第8章:东宫挚友 (第1/2页)
姜晏宁跪在冰冷的金砖上,手里紧攥着那封宣告三皇子死讯的密函,泪水无声滑落,每一滴都落在谢景深审视的眼底。
他的目光在她背上那件淡色外衫上顿了顿,血色正缓慢而顽固地沁出,晕开一片刺目的暗红。
谢景深指节无声地叩了下御案。
这苦肉计,演得够真,也够狠。姜云峥这老匹夫,竟然用亲女儿的血,向他表了只忠君、不涉党争的态度。
他心中迅速权衡,姜家兵权未收,皇后在宫中亦无错处,此时动不得。既如此,不如顺势接下这个台阶,既全了君臣体面,也为日后埋下一线可握的软处。
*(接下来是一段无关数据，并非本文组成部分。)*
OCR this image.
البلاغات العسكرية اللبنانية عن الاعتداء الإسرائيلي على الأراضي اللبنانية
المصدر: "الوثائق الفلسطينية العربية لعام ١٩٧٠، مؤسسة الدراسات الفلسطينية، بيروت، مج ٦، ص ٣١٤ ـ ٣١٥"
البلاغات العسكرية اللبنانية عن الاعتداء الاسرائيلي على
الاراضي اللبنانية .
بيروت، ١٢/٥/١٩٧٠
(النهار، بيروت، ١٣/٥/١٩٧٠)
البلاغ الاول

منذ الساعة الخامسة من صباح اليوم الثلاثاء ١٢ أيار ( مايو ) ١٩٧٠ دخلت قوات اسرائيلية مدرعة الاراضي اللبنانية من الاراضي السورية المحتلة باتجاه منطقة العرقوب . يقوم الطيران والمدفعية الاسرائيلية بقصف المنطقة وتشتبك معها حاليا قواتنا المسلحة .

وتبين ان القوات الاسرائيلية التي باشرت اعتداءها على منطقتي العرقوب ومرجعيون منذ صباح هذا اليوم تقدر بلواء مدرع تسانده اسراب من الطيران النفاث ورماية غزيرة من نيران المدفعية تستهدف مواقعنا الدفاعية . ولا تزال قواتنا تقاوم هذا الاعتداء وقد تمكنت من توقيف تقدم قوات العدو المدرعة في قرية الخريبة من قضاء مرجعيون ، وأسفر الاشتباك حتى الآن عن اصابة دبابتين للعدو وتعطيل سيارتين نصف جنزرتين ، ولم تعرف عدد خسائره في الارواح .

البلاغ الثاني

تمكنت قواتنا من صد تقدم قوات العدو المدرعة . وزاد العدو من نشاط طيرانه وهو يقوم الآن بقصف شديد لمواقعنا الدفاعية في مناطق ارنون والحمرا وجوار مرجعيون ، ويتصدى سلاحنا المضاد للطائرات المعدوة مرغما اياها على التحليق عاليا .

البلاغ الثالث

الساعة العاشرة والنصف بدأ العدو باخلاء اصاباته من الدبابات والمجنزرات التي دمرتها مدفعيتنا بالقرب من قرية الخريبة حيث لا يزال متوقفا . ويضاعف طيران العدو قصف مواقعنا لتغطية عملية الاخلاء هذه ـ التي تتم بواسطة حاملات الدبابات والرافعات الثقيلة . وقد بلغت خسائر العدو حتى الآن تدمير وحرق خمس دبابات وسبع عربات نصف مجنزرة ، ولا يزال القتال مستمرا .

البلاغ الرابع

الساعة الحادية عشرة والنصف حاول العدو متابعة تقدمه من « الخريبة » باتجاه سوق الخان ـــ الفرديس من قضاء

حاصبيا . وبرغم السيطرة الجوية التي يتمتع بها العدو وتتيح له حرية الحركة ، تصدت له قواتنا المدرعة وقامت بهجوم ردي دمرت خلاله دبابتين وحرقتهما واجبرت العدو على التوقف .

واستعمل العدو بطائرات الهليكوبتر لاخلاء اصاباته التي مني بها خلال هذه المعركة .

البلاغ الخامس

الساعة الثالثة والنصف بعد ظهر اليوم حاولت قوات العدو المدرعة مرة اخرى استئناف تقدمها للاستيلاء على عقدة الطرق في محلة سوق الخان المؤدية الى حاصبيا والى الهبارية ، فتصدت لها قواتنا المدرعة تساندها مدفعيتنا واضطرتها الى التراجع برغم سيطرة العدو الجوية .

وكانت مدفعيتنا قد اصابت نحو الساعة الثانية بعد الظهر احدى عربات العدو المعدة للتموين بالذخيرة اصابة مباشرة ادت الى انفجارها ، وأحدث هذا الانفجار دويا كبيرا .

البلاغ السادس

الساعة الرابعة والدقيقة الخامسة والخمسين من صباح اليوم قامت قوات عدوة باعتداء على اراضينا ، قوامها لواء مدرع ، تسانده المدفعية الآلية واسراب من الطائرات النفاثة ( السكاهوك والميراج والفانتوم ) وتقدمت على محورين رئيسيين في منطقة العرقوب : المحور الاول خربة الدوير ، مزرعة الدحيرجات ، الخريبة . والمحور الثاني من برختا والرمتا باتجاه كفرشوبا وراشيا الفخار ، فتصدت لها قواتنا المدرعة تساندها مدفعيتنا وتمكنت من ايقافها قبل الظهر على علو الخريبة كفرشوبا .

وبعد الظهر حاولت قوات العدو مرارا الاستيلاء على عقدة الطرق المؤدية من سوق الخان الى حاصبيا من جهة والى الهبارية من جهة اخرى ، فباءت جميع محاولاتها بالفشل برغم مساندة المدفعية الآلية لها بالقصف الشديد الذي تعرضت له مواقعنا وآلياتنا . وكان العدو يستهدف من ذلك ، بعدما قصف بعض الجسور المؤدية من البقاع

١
“朱晓全。”他开口,声线平稳无波,“去朕的私库,取那盒‘雪肌生玉膏’来。”
“是。”朱晓全躬身退下,片刻便捧回一只莹润的青玉缠枝盒,置于御案一角。
谢景深这才将目光重新投向下方:“给她。”
朱晓全忙将玉盒送到姜晏宁面前。
姜晏宁闻声抬头,眼中瞬间迸发出一种混合着哀痛与受宠若惊的、近乎孩童般的亮光,声音哽咽颤抖:“谢……谢姨夫垂怜!”
她挣扎着要起身谢恩,脚下却猛地一软,显是伤痛乏力,旁边的宫人慌忙上前搀住。
谢景深看着她狼狈又委屈的模样,眼底最后一丝审视的锐利稍稍淡去,语气带上一种居高临下的、近乎教诲的温和:
“看看你,为了个男人,将自己弄成这般模样。痴心是执念,过刚易折。朕今日赐药,是怜你年幼受罪,更是望你记住,往后行事,当知分寸,莫再给自己、给家族惹祸。”
“是,晏宁知错了,都听姨夫的。”她低着头,声音细弱却异常乖顺,“往后……再不会了。”
这反应,正在他算计之中。
一个心思浅显、易被情爱操控、又对皇恩感激涕零的贵女,远比一个心思深沉的姜家嫡女让人安心。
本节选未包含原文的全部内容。